In September, through the Sierra Club’s Great Outdoors America Week, Gwen Miller came to Washington D.C. for the first time to advocate for the Healthy Kids Outdoors Act. Gwen lives in Lombard, Illinois, and is a volunteer with the Club’s Inner City Outings program which allows kids who live in the city of Chicago the opportunity to experience the outdoors. “We would kill two birds with one stone by finding ways to get kids outside more often,” said Gwen in a letter to the editor published in the Daily Herald, “Children would be more active and develop healthier habits, while creating a lifelong bond to the outdoors.” That’s a big reason why Gwen says she’s “thrilled” that Rep. Kind and Sen. Udall introduced the Healthy Kids Outdoors Act and spent her time in DC urging more members of Congress to show that they care about improving kids’ mental and physical health and preserving our green spaces.
“Through our Mission Outdoors programs, we have witnessed shy children grow into leaders from the confidence they gain after hiking up a mountain,” said Michael Brune, Executive Director of the Sierra Club, “We have seen military kids get a much needed break from the daily stress they face when one of their parents deploys by spending a week outdoors at summer camp. But fewer kids are spending time outdoors and many don't have the opportunity to get outdoors. Rep. Kind and Sen. Udall's bill could help reverse this trend, improve our kids' health and open up a new world for them."

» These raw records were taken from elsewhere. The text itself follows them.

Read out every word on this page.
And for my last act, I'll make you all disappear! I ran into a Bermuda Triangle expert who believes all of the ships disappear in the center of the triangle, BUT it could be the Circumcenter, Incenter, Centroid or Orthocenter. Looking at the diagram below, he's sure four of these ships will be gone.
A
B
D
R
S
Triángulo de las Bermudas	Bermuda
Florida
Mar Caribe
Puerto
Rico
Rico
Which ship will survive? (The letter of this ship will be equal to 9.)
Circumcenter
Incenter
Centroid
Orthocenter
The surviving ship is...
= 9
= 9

Reconnecting children and families with the natural world will benefit our children, our economy and our environment. Kids who spend time outdoors are more likely to be physically fit then their sedentary peers. Healthy kids lead to healthy adults, and a healthier society will reduce healthcare costs in the long run. Children who get outdoors will be able to develop a greater connection to nature, which means they’ll be more inclined to protect the environment when they grow up.
The Healthy Kids Outdoors Act not only promotes a healthy lifestyle, but it will help boost our economy and protect our environment. The Healthy Kids Outdoors Act is supported by OAK (Outdoors Alliance for Kids), a national alliance co-founded by Sierra Club to promote the value of outdoor experiences for children, youth and families.